Specifically, the fleet has organised two training days on the use of these devices aimed at designated on board health officers. On the first day, held last August, eight workers, captains and deck officers belonging to Cantábrica de Túnidos received training. On the second, organised in Bermeo last September, 21 of these professionals from the Albacora, Inpesca and Atunera Dularra companies attended.

Each vessel shall also have circadian monitoring devices (fitness bracelets) that will enable crew members’ body temperature, physical activity, or sleep cycles to be recorded.

All the gathered data will be processed and analysed by the Polytechnic University of Madrid (UPM), which will analyse the specific circumstances of the most common on-board health problems and will identify the most suitable medical technologies to install on board. For its part, the Vithas Group will provide the 24/7 remote medical service from its Nuestra Señora de Fátima hospital in Vigo.

World reference in the well-being of its crew members

With this project, the objective of Opagac is to solve one of the main challenges of long-distance fleets: correct medical care for any health incident on board on the high seas.
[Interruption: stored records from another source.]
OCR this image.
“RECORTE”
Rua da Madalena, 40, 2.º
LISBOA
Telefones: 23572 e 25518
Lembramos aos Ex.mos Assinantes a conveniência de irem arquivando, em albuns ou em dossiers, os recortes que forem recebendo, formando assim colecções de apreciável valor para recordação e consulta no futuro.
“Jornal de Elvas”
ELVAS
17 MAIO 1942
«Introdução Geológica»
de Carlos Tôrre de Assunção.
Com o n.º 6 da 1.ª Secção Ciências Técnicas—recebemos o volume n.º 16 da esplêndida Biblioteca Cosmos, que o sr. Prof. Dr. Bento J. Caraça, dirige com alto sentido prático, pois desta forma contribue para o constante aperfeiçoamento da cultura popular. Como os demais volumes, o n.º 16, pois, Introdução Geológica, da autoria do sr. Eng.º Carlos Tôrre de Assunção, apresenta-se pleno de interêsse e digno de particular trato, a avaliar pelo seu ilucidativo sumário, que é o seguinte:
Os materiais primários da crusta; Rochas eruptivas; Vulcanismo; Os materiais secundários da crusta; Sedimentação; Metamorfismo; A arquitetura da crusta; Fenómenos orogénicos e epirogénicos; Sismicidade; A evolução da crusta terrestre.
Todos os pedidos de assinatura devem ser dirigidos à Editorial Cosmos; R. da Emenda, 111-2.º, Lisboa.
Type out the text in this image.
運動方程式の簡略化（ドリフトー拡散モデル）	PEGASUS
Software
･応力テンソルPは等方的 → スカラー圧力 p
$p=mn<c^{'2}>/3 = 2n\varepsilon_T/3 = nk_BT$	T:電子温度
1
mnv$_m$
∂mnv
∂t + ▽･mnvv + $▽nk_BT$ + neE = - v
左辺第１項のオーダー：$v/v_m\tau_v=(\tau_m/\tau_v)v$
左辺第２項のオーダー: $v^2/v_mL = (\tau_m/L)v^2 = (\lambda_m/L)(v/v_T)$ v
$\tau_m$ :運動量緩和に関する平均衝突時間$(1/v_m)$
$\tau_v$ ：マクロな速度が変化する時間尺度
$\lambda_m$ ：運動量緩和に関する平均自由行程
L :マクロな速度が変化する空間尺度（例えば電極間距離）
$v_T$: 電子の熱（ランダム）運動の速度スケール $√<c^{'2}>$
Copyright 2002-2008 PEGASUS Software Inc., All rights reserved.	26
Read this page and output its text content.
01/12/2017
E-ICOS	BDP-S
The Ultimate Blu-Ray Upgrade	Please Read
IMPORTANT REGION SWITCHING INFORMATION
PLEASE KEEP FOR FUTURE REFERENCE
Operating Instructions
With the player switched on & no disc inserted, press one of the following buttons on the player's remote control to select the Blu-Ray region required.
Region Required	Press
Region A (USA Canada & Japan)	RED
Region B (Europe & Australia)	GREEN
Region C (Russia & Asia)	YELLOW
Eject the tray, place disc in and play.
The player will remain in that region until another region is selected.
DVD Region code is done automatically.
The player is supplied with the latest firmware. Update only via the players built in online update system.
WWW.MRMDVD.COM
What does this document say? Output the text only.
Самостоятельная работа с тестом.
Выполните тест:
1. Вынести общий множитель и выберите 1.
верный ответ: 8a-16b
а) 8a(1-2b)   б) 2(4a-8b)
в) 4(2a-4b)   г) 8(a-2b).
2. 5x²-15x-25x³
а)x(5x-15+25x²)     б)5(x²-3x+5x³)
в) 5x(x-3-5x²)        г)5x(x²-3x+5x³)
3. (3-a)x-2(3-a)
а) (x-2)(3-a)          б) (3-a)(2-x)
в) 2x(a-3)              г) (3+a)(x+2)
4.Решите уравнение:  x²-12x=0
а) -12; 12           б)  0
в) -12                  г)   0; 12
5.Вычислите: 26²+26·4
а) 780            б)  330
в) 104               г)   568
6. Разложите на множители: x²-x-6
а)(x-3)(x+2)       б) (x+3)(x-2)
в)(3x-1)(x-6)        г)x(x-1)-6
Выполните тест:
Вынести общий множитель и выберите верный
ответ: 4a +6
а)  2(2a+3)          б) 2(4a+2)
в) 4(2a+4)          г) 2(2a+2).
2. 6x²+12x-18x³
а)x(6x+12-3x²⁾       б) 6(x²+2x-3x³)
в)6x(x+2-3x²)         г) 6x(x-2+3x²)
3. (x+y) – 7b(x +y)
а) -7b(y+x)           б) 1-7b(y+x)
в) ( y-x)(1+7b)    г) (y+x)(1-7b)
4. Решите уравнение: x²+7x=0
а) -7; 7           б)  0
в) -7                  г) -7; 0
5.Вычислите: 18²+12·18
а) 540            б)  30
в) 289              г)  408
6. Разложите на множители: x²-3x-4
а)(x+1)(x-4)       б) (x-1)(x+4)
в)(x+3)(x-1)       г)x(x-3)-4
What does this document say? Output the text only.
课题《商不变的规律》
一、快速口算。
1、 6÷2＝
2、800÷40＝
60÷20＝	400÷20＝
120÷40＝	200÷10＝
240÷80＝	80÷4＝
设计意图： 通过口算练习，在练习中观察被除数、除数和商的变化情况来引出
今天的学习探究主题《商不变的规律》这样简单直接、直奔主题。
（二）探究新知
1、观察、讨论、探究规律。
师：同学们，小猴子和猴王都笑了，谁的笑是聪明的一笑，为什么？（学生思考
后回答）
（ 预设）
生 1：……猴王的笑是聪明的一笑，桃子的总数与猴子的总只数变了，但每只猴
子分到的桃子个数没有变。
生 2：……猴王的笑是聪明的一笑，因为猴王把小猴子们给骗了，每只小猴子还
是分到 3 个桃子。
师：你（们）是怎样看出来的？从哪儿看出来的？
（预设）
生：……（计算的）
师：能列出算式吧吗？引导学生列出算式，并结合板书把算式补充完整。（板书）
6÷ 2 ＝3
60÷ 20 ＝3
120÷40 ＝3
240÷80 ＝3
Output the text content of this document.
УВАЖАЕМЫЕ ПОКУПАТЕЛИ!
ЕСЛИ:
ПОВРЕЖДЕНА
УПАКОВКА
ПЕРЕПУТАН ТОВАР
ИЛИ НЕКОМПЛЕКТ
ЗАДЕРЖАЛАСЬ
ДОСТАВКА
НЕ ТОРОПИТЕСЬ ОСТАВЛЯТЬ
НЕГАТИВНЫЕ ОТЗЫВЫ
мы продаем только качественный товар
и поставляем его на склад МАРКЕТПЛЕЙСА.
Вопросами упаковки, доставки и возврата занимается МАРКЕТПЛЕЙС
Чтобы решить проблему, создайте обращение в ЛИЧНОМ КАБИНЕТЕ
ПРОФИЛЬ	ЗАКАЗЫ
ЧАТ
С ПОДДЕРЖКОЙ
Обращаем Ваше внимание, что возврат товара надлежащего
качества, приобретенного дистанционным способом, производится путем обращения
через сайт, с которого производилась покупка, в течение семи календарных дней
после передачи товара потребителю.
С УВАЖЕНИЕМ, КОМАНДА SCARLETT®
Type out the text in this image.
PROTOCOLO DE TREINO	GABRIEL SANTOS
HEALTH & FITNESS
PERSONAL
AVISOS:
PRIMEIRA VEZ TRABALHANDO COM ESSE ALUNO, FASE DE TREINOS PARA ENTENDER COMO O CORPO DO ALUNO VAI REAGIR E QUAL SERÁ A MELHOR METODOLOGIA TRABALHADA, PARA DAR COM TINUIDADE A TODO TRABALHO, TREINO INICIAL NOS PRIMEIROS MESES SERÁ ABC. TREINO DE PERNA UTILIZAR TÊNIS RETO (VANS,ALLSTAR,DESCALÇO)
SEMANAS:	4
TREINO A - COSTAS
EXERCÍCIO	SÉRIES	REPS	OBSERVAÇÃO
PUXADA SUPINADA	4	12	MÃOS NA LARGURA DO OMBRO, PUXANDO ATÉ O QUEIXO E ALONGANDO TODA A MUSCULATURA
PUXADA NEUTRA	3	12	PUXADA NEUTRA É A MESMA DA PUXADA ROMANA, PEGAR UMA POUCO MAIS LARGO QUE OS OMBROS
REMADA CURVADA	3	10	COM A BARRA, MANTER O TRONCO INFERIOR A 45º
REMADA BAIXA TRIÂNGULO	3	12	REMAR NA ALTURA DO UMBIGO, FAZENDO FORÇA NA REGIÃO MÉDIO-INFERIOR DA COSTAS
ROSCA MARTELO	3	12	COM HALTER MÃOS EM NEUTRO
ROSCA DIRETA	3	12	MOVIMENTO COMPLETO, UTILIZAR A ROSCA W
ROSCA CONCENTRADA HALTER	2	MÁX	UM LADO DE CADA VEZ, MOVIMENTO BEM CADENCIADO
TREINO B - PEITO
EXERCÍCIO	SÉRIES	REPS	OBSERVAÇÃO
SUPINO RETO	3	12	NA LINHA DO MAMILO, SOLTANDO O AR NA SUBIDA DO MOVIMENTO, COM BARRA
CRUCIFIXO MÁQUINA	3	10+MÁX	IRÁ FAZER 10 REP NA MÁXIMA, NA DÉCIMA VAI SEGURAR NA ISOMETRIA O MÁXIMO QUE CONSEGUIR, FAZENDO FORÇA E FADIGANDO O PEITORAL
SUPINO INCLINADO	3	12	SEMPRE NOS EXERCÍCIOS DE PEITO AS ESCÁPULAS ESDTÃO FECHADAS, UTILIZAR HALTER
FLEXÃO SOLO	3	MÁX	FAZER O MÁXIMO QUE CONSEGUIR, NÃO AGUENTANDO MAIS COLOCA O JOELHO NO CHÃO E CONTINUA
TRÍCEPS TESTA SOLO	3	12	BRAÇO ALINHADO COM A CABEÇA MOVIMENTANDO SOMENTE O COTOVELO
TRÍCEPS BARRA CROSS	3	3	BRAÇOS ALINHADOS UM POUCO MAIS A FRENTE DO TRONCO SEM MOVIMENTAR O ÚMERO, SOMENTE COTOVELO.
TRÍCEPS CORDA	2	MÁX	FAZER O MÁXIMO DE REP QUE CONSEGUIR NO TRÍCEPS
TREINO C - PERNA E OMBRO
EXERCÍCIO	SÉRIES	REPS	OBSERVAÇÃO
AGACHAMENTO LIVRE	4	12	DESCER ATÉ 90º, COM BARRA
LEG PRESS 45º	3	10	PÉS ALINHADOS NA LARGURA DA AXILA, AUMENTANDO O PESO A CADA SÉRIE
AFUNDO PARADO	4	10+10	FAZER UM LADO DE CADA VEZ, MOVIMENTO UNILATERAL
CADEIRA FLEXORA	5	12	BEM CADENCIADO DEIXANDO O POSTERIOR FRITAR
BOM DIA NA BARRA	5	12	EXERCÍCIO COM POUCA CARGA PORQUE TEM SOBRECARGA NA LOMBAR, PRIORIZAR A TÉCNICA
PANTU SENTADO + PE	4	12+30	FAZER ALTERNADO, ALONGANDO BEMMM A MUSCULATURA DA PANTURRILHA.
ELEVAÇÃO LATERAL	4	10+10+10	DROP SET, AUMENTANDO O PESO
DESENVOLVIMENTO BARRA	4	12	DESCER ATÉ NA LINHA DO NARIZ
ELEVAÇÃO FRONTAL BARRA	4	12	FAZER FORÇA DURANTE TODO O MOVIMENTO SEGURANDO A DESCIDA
The fleet will take advantage of the possibilities provided by technologies such as satellite communications or the Internet of Things (IoT), to offer its crew members a comprehensive, digital and connected medical service, and thus reduce the loss rate and derived costs.

With this project, Opagac, which has already shown its effort to promote social sustainability in fishing with the promotion of the Tuna from Responsible Fishing (APR) certification, takes another step forward in the field of labour protection and the improvement of its crew members’ safety. It is worth remembering that the APR certificate was awarded the Food Award of Spain 2020 by the Ministry of Agriculture, Fisheries and Food, for being the first in the world to certify tuna as being environmentally friendly and socially sustainable for consumers.

[1] This project has received public funding, as part of the 2021 call for Fisheries Innovation, included in Royal Decree 685/2021, of 3 August, which establishes the regulatory bases for subsidies to groups of entities that carry out investment and reform projects in the field of research for technological development, innovation and the balance of the commercialisation chain in the fisheries and aquaculture sector within the framework of the Recovery, Transformation and Resilience Plan, in the framework of the Spanish Government’s Recovery and Resilience Plan, financed with Next Generation EU funds.